Effect of NMTMB on cell survival, NBD-PE accumulation, and mitochondrial polarization (JC-1 fluorescence) over 8 hours. Rat hepatocytes were treated with NMTMB for 30 minutes, 1 h, 2 h, 4 h, or 8 h. The data are expressed as an average of 3 (±SD) replicates from a single cell isolate. A statistically significant difference in JC-1 and NBD-PE levels between corresponding control replicates and that for NMTMB conditions was achieved by 1 h and 2 h, respectively (P < 0.05, t-test). As there was minimal survival observed for the higher test concentration beyond 2 h, NBDPE levels are not presented beyond 2 h.

Figure 6

Baf (30 nM) cotreatment shifted the mitochondrial polarization state of rat hepatocytes treated with NMTMB over an 8-hour time course.
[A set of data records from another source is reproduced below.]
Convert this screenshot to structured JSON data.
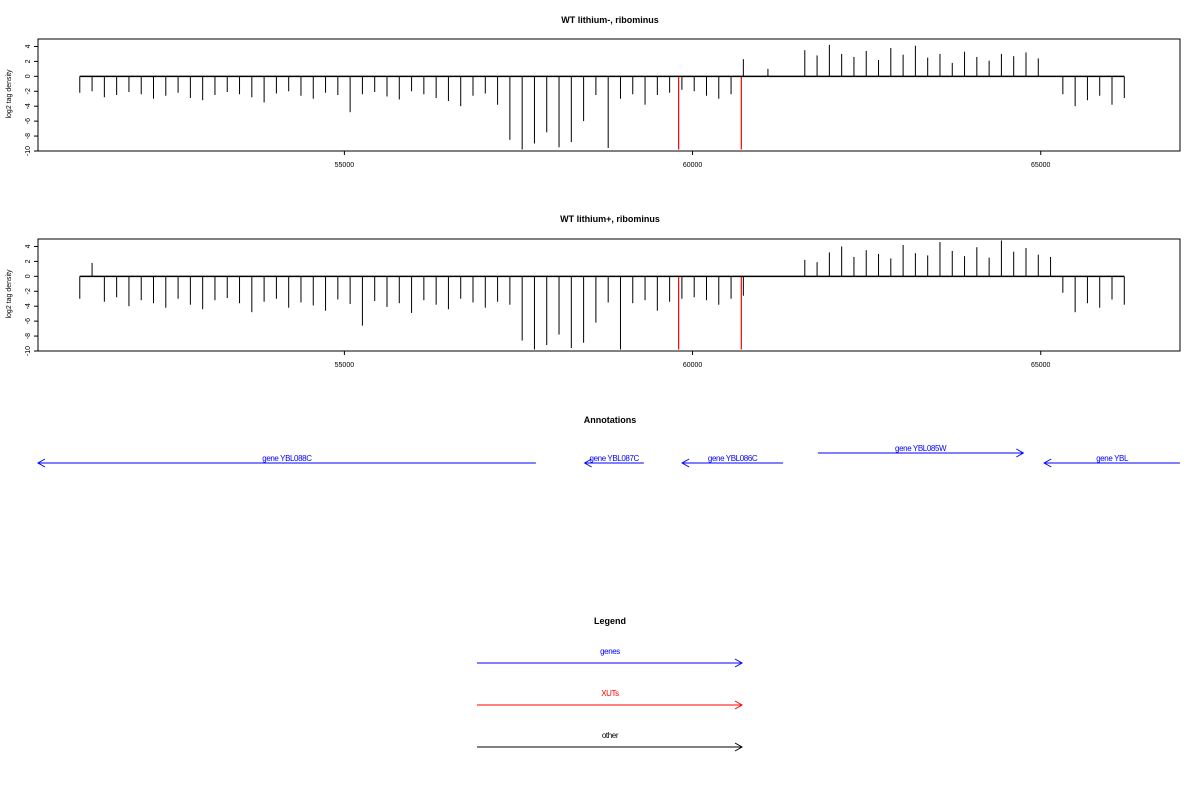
{
  "chart_data": [
    {
      "type": "bar",
      "title": "WT lithium-, ribominus",
      "xlabel": "",
      "ylabel": "log2 tag density",
      "xlim": [
        50600,
        67000
      ],
      "ylim": [
        -10,
        5
      ],
      "x_ticks": [
        55000,
        60000,
        65000
      ],
      "y_ticks": [
        -10,
        -8,
        -6,
        -4,
        -2,
        0,
        2,
        4
      ],
      "x_tick_labels": [
        "55000",
        "60000",
        "65000"
      ],
      "y_tick_labels": [
        "-10",
        "-8",
        "-6",
        "-4",
        "-2",
        "0",
        "2",
        "4"
      ],
      "colors": {
        "bars": "#000000",
        "xut_bars": "#ff0000",
        "axis": "#000000"
      },
      "series": [
        {
          "name": "",
          "x_start": 51200,
          "x_end": 66200,
          "values": [
            -2.2,
            -2.0,
            -2.8,
            -2.5,
            -2.1,
            -2.4,
            -3.0,
            -2.6,
            -2.2,
            -2.9,
            -3.2,
            -2.5,
            -2.1,
            -2.4,
            -2.8,
            -3.5,
            -2.3,
            -2.0,
            -2.6,
            -3.0,
            -2.2,
            -2.5,
            -4.8,
            -2.4,
            -2.1,
            -2.7,
            -3.1,
            -2.0,
            -2.4,
            -2.9,
            -3.3,
            -4.0,
            -2.6,
            -2.3,
            -3.8,
            -8.5,
            -9.8,
            -9.0,
            -7.5,
            -9.5,
            -8.8,
            -6.0,
            -2.5,
            -9.6,
            -3.0,
            -2.4,
            -3.8,
            -2.5,
            -2.2,
            -1.8,
            -2.0,
            -2.6,
            -3.0,
            -2.4,
            2.3,
            0.0,
            1.0,
            0.0,
            0.0,
            3.5,
            2.8,
            4.2,
            3.0,
            2.6,
            3.4,
            2.2,
            3.8,
            2.9,
            4.1,
            2.5,
            3.0,
            1.8,
            3.3,
            2.6,
            2.1,
            3.0,
            2.7,
            3.2,
            2.4,
            0.0,
            -2.4,
            -4.0,
            -3.2,
            -2.6,
            -3.8,
            -2.9
          ]
        }
      ],
      "xut_bars": [
        {
          "x": 59800,
          "value": -9.8
        },
        {
          "x": 60700,
          "value": -9.8
        }
      ]
    },
    {
      "type": "bar",
      "title": "WT lithium+, ribominus",
      "xlabel": "",
      "ylabel": "log2 tag density",
      "xlim": [
        50600,
        67000
      ],
      "ylim": [
        -10,
        5
      ],
      "x_ticks": [
        55000,
        60000,
        65000
      ],
      "y_ticks": [
        -10,
        -8,
        -6,
        -4,
        -2,
        0,
        2,
        4
      ],
      "x_tick_labels": [
        "55000",
        "60000",
        "65000"
      ],
      "y_tick_labels": [
        "-10",
        "-8",
        "-6",
        "-4",
        "-2",
        "0",
        "2",
        "4"
      ],
      "colors": {
        "bars": "#000000",
        "xut_bars": "#ff0000",
        "axis": "#000000"
      },
      "series": [
        {
          "name": "",
          "x_start": 51200,
          "x_end": 66200,
          "values": [
            -3.0,
            1.8,
            -3.4,
            -2.8,
            -4.0,
            -3.2,
            -3.6,
            -4.2,
            -3.0,
            -3.8,
            -4.4,
            -3.2,
            -2.9,
            -3.6,
            -4.8,
            -3.4,
            -3.0,
            -4.2,
            -3.5,
            -3.9,
            -4.6,
            -3.1,
            -3.7,
            -6.6,
            -3.3,
            -4.1,
            -3.6,
            -4.9,
            -3.2,
            -3.8,
            -4.4,
            -3.0,
            -3.5,
            -4.2,
            -3.4,
            -3.8,
            -8.6,
            -9.8,
            -9.2,
            -7.8,
            -9.6,
            -8.9,
            -6.2,
            -3.5,
            -9.8,
            -3.6,
            -3.2,
            -4.6,
            -3.4,
            -3.0,
            -2.8,
            -3.2,
            -3.8,
            -3.0,
            -2.6,
            0.0,
            0.0,
            0.0,
            0.0,
            2.2,
            1.9,
            3.2,
            4.0,
            2.6,
            3.5,
            3.0,
            2.4,
            4.2,
            3.1,
            2.8,
            4.6,
            3.4,
            2.7,
            3.9,
            2.5,
            4.8,
            3.3,
            3.8,
            2.9,
            2.6,
            -2.2,
            -4.8,
            -3.6,
            -4.2,
            -3.1,
            -3.8
          ]
        }
      ],
      "xut_bars": [
        {
          "x": 59800,
          "value": -9.8
        },
        {
          "x": 60700,
          "value": -9.8
        }
      ]
    }
  ],
  "annotations": {
    "title": "Annotations",
    "genes": [
      {
        "label": "gene YBL088C",
        "strand": "-",
        "start": 50600,
        "end": 57750,
        "row": 1,
        "color": "#0000ff"
      },
      {
        "label": "gene YBL087C",
        "strand": "-",
        "start": 58450,
        "end": 59300,
        "row": 1,
        "color": "#0000ff"
      },
      {
        "label": "gene YBL086C",
        "strand": "-",
        "start": 59850,
        "end": 61300,
        "row": 1,
        "color": "#0000ff"
      },
      {
        "label": "gene YBL085W",
        "strand": "+",
        "start": 61800,
        "end": 64750,
        "row": 0,
        "color": "#0000ff"
      },
      {
        "label": "gene YBL",
        "strand": "-",
        "start": 65050,
        "end": 67000,
        "row": 1,
        "color": "#0000ff"
      }
    ]
  },
  "legend": {
    "title": "Legend",
    "items": [
      {
        "label": "genes",
        "color": "#0000ff"
      },
      {
        "label": "XUTs",
        "color": "#ff0000"
      },
      {
        "label": "other",
        "color": "#000000"
      }
    ]
  }
}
Rat hepatocytes were treated with NMTMB for 30 minutes, 1 h, 2 h, 4 h, 6 h or 8 h. Mitochondrial polarization status was monitored using JC-1 fluorescence on a Molecular Devices Flexstation instrument. The data are expressed as an average of 3 replicates (±SD) from a single cell isolate. Statistically significant differences between control replicates and that for all NMTMB conditions was achieved by 1 h (P < 0.05, t-test).

Figure 7

NMTMB affected acridine orange (AO) staining of lysosomes of rat hepatocytes over an 8-hour time course. AO was added to hepatocyte media for 10 minutes, removed, and replaced with media containing compound. Treatment with NMTMB proceeded for 30 minutes, 1 h, 2 h, 4 h or 8 h. AO staining was monitored using the Cellomics Arrayscan instrument. The data are expressed as an average of 3 replicates (±SD) from a single cell isolate. A statistically significant difference between control replicates and that for the NMTMB high test concentration is achieved by 30 min (P < 0.05, t-test) where marked cytotoxicity is evident by 4 hr (see Figure 5). Images from the Cellomics at the 30-minute time point are presented in (b).